Ali is not satisfied to simply teach young women to ride scooters and repair them; she also gives them strategies on how to deal with parents’ objections, and how to confront harassment or incidents while driving.
“Within the first month of the school’s inception, I had taught only 30 women. The numbers increased exponentially thereafter, and today, thousands of young women can drive their scooters with confidence in Alexandria,” Ali says.
Similarly, Shams Al-Gaarany cannot imagine her life without her scooter. The 20-year-old began driving two years ago in Alexandria, to travel to college. She also wanted to prove to herself that she could learn something new.
But first, she had to convince her parents. In an overwhelmingly conservative society, where most young people live in their parents’ home until marriage, the majority of Egyptian families would likely resist the idea of a young woman on a scooter. However, contrary to her expectations, Al-Gaarany’s parents agreed straight away.
She nonetheless faced various challenges when she first began driving. For many young women in Egypt, navigating the streets is a challenge under any circumstances. Al-Gaarany recalls a time when a man tugged at her hair while she was on her scooter.
In another incident, a man followed her until he knocked her off her scooter. But with every incident, she recalls that she was able to emerge stronger and more experienced.
Echoing Past Battles
In Al-Gaarany’s opinion, the struggle young women are facing today resembles the past battles that Egyptian women had to fight to drive cars.
“In two years, the number of women riding scooters will rise to record highs. It’s simply the best way to travel here,” she says.

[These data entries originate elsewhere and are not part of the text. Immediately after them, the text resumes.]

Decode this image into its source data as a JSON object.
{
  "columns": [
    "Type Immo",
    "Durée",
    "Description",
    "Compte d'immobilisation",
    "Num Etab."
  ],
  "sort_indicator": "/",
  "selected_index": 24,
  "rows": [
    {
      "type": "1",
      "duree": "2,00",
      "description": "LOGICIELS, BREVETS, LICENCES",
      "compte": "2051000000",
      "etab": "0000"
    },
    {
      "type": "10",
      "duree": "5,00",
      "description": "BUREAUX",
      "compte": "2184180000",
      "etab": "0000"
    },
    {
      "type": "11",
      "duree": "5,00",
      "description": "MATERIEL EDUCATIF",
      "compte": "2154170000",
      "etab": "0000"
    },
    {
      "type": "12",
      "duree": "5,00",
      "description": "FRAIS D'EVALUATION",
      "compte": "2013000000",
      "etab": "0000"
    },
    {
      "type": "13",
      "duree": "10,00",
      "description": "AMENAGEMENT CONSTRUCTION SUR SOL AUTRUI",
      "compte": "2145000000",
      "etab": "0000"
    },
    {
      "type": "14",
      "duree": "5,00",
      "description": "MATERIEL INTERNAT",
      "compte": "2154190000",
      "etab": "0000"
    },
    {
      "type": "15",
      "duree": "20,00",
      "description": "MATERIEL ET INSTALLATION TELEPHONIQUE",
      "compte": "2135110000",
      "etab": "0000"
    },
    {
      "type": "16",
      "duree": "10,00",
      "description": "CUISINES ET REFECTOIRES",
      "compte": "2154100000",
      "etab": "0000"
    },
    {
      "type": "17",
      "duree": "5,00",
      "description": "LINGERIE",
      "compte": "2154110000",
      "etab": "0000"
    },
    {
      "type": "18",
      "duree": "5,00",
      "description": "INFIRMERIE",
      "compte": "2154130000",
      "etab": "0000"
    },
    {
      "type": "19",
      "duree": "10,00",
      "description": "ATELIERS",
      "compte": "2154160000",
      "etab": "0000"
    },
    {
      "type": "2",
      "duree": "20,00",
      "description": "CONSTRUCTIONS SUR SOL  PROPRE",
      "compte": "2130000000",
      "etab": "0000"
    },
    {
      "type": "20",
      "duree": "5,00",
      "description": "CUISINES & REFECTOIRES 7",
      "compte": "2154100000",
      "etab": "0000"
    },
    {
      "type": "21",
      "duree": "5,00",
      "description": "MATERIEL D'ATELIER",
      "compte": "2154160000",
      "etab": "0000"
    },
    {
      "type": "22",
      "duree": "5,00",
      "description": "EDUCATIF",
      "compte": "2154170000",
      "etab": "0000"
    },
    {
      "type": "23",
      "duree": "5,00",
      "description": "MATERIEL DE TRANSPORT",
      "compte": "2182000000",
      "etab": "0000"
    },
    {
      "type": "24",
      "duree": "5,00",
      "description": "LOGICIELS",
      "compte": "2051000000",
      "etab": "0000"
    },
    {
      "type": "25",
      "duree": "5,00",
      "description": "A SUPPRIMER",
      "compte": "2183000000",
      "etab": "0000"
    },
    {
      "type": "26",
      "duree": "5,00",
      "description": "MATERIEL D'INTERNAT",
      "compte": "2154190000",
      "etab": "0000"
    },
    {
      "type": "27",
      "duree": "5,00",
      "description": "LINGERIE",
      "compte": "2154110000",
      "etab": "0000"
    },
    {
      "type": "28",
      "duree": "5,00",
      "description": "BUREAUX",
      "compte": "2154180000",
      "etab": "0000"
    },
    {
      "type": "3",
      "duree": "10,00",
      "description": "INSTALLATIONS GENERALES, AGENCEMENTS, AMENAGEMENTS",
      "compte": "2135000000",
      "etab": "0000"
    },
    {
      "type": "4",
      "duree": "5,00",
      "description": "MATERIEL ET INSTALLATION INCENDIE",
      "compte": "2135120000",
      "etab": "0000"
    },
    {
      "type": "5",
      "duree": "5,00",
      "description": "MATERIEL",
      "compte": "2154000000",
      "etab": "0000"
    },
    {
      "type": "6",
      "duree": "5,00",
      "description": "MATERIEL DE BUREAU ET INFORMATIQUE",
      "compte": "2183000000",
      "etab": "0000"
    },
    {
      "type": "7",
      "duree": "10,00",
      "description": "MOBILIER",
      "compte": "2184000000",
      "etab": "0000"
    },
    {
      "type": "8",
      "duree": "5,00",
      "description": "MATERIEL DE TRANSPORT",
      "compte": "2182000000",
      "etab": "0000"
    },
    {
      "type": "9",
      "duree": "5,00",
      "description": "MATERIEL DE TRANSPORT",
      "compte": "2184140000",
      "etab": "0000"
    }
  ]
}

The history of feminist struggles in Egypt has witnessed various stages, and saw Abassia Ahmed Farghaly become the first Egyptian woman to obtain a driving license in 1920, though the license was issued in France. Nonetheless, she paved the way for the millions of women that would follow her.
For her part, Al-Gaarany began uploading video clips on her personal account, encouraging young women to ride scooters, while speaking honestly about the challenges they would face.
“If you decide to buy a scooter, know that you will be treated like an alien by other Egyptians. People will look at you with shock, but fear not,” Al-Gaarany says in one of these clips as she smiles.